In our study the implementation of a scoring system enabled us to further assess the aspects of performance. Results demonstrate the importance of combining the different parameters. The assessment parameters of the simulator can be set according to individual preferences, thus providing opportunities to adjust for desired combinations or outcome parameters.

Coalescence of parameters seems useful as a reliable assessment of psychomotor skills. A combined scoring system, set by experts, enables the creation of performance benchmarks that must be achieved by residents to achieve a predefined accreditation level.

Our results demonstrate that the registered performance scores show statistically significant differences between experts and residents vs. novices. Thus, in accordance with earlier studies [3, 4, 16], our study proves construct validity for the LapSim VR simulator. The LapSim psychomotor VR trainer can therefore be regarded as further established and empirically grounded.

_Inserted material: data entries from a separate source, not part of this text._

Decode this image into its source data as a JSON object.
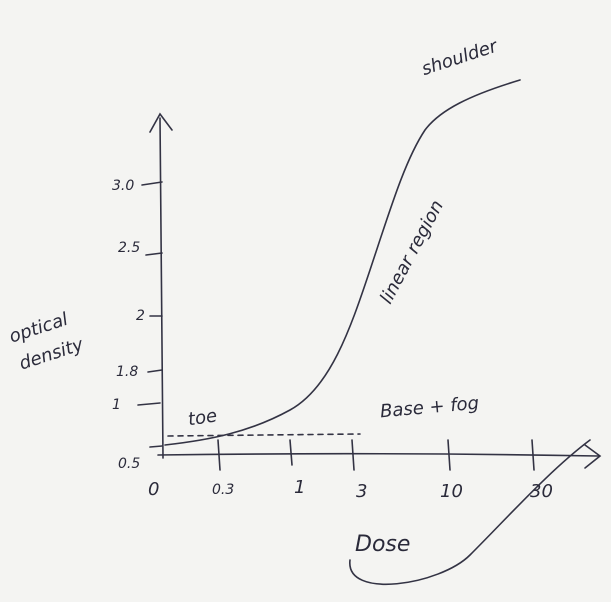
{
  "labels": {
    "shoulder": "shoulder",
    "linear": "linear region",
    "toe": "toe",
    "base": "Base + fog"
  },
  "y_axis": {
    "title": [
      "optical",
      "density"
    ],
    "ticks": [
      "3.0",
      "2.5",
      "2",
      "1.8",
      "1",
      "0.5"
    ]
  },
  "x_axis": {
    "title": "Dose",
    "ticks": [
      "0",
      "0.3",
      "1",
      "3",
      "10",
      "30"
    ]
  }
}
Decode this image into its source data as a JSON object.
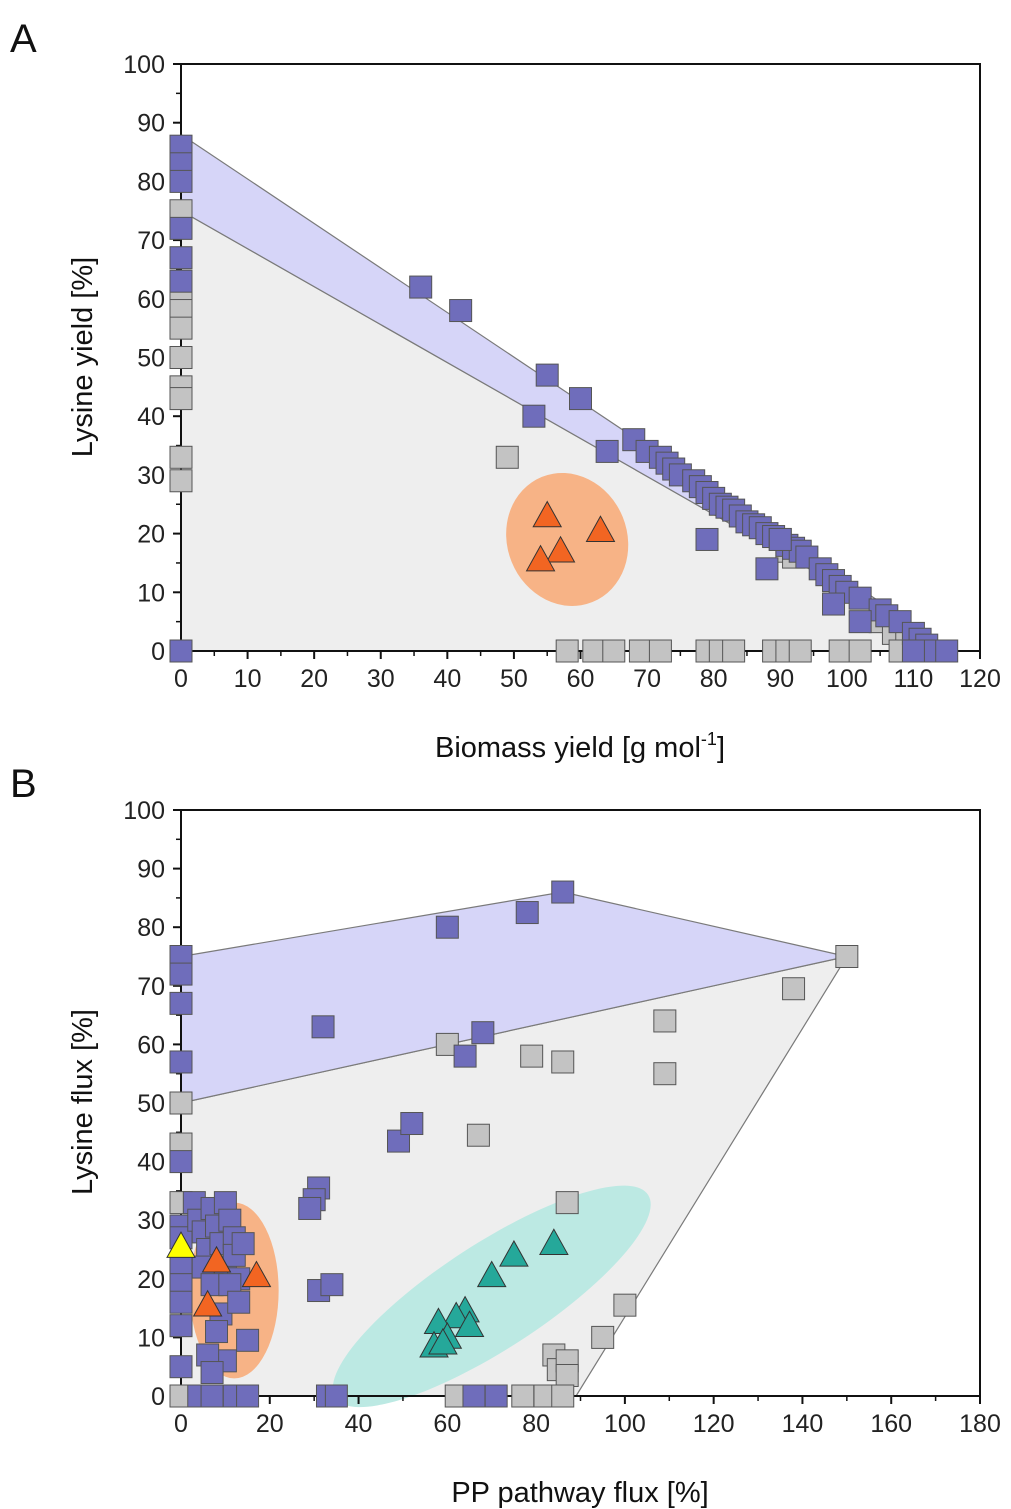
{
  "chart_data": [
    {
      "panel": "A",
      "type": "scatter",
      "xlabel": "Biomass yield [g  mol",
      "xlabel_sup": "-1",
      "xlabel_end": "]",
      "ylabel": "Lysine yield [%]",
      "xlim": [
        0,
        120
      ],
      "ylim": [
        0,
        100
      ],
      "xticks": [
        0,
        10,
        20,
        30,
        40,
        50,
        60,
        70,
        80,
        90,
        100,
        110,
        120
      ],
      "yticks": [
        0,
        10,
        20,
        30,
        40,
        50,
        60,
        70,
        80,
        90,
        100
      ],
      "regions": [
        {
          "color": "#eeeeee",
          "points": [
            [
              0,
              75
            ],
            [
              0,
              0
            ],
            [
              116,
              0
            ]
          ]
        },
        {
          "color": "#d6d5f8",
          "points": [
            [
              0,
              88
            ],
            [
              0,
              75
            ],
            [
              116,
              0
            ]
          ]
        }
      ],
      "ellipses": [
        {
          "color": "#f7b386",
          "cx": 58,
          "cy": 19,
          "rx": 9,
          "ry": 11.5,
          "rotate": -22
        }
      ],
      "series": [
        {
          "marker": "square",
          "color": "#c3c3c3",
          "points": [
            [
              0,
              75
            ],
            [
              0,
              60
            ],
            [
              0,
              58
            ],
            [
              0,
              55
            ],
            [
              0,
              50
            ],
            [
              0,
              45
            ],
            [
              0,
              43
            ],
            [
              0,
              33
            ],
            [
              0,
              29
            ],
            [
              49,
              33
            ],
            [
              91,
              17
            ],
            [
              92,
              16
            ],
            [
              105,
              5
            ],
            [
              107,
              3
            ],
            [
              109,
              2
            ],
            [
              58,
              0
            ],
            [
              62,
              0
            ],
            [
              65,
              0
            ],
            [
              69,
              0
            ],
            [
              72,
              0
            ],
            [
              79,
              0
            ],
            [
              81,
              0
            ],
            [
              83,
              0
            ],
            [
              89,
              0
            ],
            [
              91,
              0
            ],
            [
              93,
              0
            ],
            [
              99,
              0
            ],
            [
              102,
              0
            ],
            [
              108,
              0
            ]
          ]
        },
        {
          "marker": "square",
          "color": "#6f6dbb",
          "points": [
            [
              0,
              86
            ],
            [
              0,
              83
            ],
            [
              0,
              80
            ],
            [
              0,
              72
            ],
            [
              0,
              67
            ],
            [
              0,
              63
            ],
            [
              0,
              0
            ],
            [
              36,
              62
            ],
            [
              42,
              58
            ],
            [
              53,
              40
            ],
            [
              55,
              47
            ],
            [
              60,
              43
            ],
            [
              64,
              34
            ],
            [
              68,
              36
            ],
            [
              70,
              34
            ],
            [
              72,
              33
            ],
            [
              73,
              32
            ],
            [
              74,
              31
            ],
            [
              75,
              30
            ],
            [
              77,
              29
            ],
            [
              78,
              28
            ],
            [
              79,
              27
            ],
            [
              80,
              26
            ],
            [
              81,
              25
            ],
            [
              82,
              24.5
            ],
            [
              83,
              24
            ],
            [
              84,
              23
            ],
            [
              85,
              22
            ],
            [
              86,
              21.5
            ],
            [
              87,
              21
            ],
            [
              88,
              20
            ],
            [
              89,
              19.5
            ],
            [
              90,
              19
            ],
            [
              91,
              18
            ],
            [
              92,
              17.5
            ],
            [
              93,
              17
            ],
            [
              94,
              16
            ],
            [
              96,
              14
            ],
            [
              97,
              13
            ],
            [
              98,
              12
            ],
            [
              99,
              11
            ],
            [
              100,
              10
            ],
            [
              102,
              9
            ],
            [
              105,
              7
            ],
            [
              106,
              6
            ],
            [
              108,
              5
            ],
            [
              110,
              3
            ],
            [
              111,
              2
            ],
            [
              112,
              1
            ],
            [
              113,
              0
            ],
            [
              115,
              0
            ],
            [
              110,
              0
            ],
            [
              79,
              19
            ],
            [
              88,
              14
            ],
            [
              98,
              8
            ],
            [
              102,
              5
            ],
            [
              90,
              19
            ]
          ]
        },
        {
          "marker": "triangle",
          "color": "#f26522",
          "points": [
            [
              55,
              23
            ],
            [
              63,
              20.5
            ],
            [
              57,
              17
            ],
            [
              54,
              15.5
            ]
          ]
        }
      ]
    },
    {
      "panel": "B",
      "type": "scatter",
      "xlabel": "PP pathway flux [%]",
      "ylabel": "Lysine flux [%]",
      "xlim": [
        0,
        180
      ],
      "ylim": [
        0,
        100
      ],
      "xticks": [
        0,
        20,
        40,
        60,
        80,
        100,
        120,
        140,
        160,
        180
      ],
      "yticks": [
        0,
        10,
        20,
        30,
        40,
        50,
        60,
        70,
        80,
        90,
        100
      ],
      "regions": [
        {
          "color": "#eeeeee",
          "points": [
            [
              0,
              50
            ],
            [
              150,
              75
            ],
            [
              89,
              0
            ],
            [
              0,
              0
            ]
          ]
        },
        {
          "color": "#d6d5f8",
          "points": [
            [
              0,
              75
            ],
            [
              86,
              86
            ],
            [
              150,
              75
            ],
            [
              0,
              50
            ]
          ]
        }
      ],
      "ellipses": [
        {
          "color": "#f7b386",
          "cx": 12,
          "cy": 18,
          "rx": 10,
          "ry": 15,
          "rotate": 0
        },
        {
          "color": "#bce9e3",
          "cx": 70,
          "cy": 17,
          "rx": 42,
          "ry": 9,
          "rotate": -33
        }
      ],
      "series": [
        {
          "marker": "square",
          "color": "#c3c3c3",
          "points": [
            [
              0,
              50
            ],
            [
              0,
              43
            ],
            [
              0,
              33
            ],
            [
              0,
              0
            ],
            [
              60,
              60
            ],
            [
              67,
              44.5
            ],
            [
              79,
              58
            ],
            [
              86,
              57
            ],
            [
              109,
              64
            ],
            [
              109,
              55
            ],
            [
              138,
              69.5
            ],
            [
              150,
              75
            ],
            [
              87,
              33
            ],
            [
              100,
              15.5
            ],
            [
              95,
              10
            ],
            [
              84,
              7
            ],
            [
              85,
              4.5
            ],
            [
              87,
              6
            ],
            [
              87,
              3.5
            ],
            [
              62,
              0
            ],
            [
              77,
              0
            ],
            [
              82,
              0
            ],
            [
              86,
              0
            ]
          ]
        },
        {
          "marker": "square",
          "color": "#6f6dbb",
          "points": [
            [
              0,
              75
            ],
            [
              0,
              72
            ],
            [
              0,
              67
            ],
            [
              0,
              57
            ],
            [
              0,
              40
            ],
            [
              0,
              29
            ],
            [
              0,
              27
            ],
            [
              0,
              22
            ],
            [
              0,
              19
            ],
            [
              0,
              16
            ],
            [
              0,
              12
            ],
            [
              0,
              5
            ],
            [
              3,
              33
            ],
            [
              4,
              30
            ],
            [
              5,
              28
            ],
            [
              6,
              25
            ],
            [
              7,
              32
            ],
            [
              8,
              29
            ],
            [
              9,
              26
            ],
            [
              10,
              33
            ],
            [
              10,
              22
            ],
            [
              11,
              30
            ],
            [
              12,
              27
            ],
            [
              12,
              24
            ],
            [
              13,
              20
            ],
            [
              14,
              26
            ],
            [
              5,
              22
            ],
            [
              7,
              19
            ],
            [
              9,
              14
            ],
            [
              11,
              19
            ],
            [
              13,
              16
            ],
            [
              8,
              11
            ],
            [
              10,
              6
            ],
            [
              15,
              9.5
            ],
            [
              6,
              7
            ],
            [
              7,
              4
            ],
            [
              4,
              0
            ],
            [
              7,
              0
            ],
            [
              12,
              0
            ],
            [
              15,
              0
            ],
            [
              60,
              80
            ],
            [
              78,
              82.5
            ],
            [
              86,
              86
            ],
            [
              32,
              63
            ],
            [
              64,
              58
            ],
            [
              68,
              62
            ],
            [
              49,
              43.5
            ],
            [
              52,
              46.5
            ],
            [
              31,
              35.5
            ],
            [
              30,
              33.5
            ],
            [
              29,
              32
            ],
            [
              31,
              18
            ],
            [
              34,
              19
            ],
            [
              33,
              0
            ],
            [
              35,
              0
            ],
            [
              66,
              0
            ],
            [
              71,
              0
            ]
          ]
        },
        {
          "marker": "triangle",
          "color": "#f26522",
          "points": [
            [
              8,
              23
            ],
            [
              17,
              20.5
            ],
            [
              6,
              15.5
            ]
          ]
        },
        {
          "marker": "triangle",
          "color": "#ffff00",
          "points": [
            [
              0,
              25.5
            ]
          ]
        },
        {
          "marker": "triangle",
          "color": "#25a89a",
          "points": [
            [
              84,
              26
            ],
            [
              75,
              24
            ],
            [
              70,
              20.5
            ],
            [
              64,
              14.5
            ],
            [
              62,
              13.5
            ],
            [
              65,
              12
            ],
            [
              58,
              12.5
            ],
            [
              60,
              10
            ],
            [
              57,
              8.5
            ],
            [
              59,
              9
            ]
          ]
        }
      ]
    }
  ]
}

To measure overall simulator performance based on these parameters, a relative scoring system was designed. This scoring system classifies a participant’s performance on each of the measured parameters in percentiles and therefore relative to the overall research population. Because of the different measurement units of the parameters (seconds, millimeters, degrees), an overall scoring system is required to enable related parameters to be combined into one end score.

Limitations of the study

It must be stated that all three aforementioned studies, as well as our study, lack a power calculation for the group size. In retrospect, based on the results of time scores in the study of Duffy et al. [3], with a power of 0.8 and alpha set at 0.005, the group size should have been 17 instead of the chosen 16 persons per group.

Conclusion

This study demonstrated contruct validity for the LapSim virtual reality simulator. Our results showed that performance of the various tasks on the simulator indeed corresponds to the respective level of endoscopic experience in our research population. Provided that the other validation steps that need to be taken to complete the simulator’s validation process are favorable, the LapSim VR simulator may be invaluable in training future endoscopic surgeons.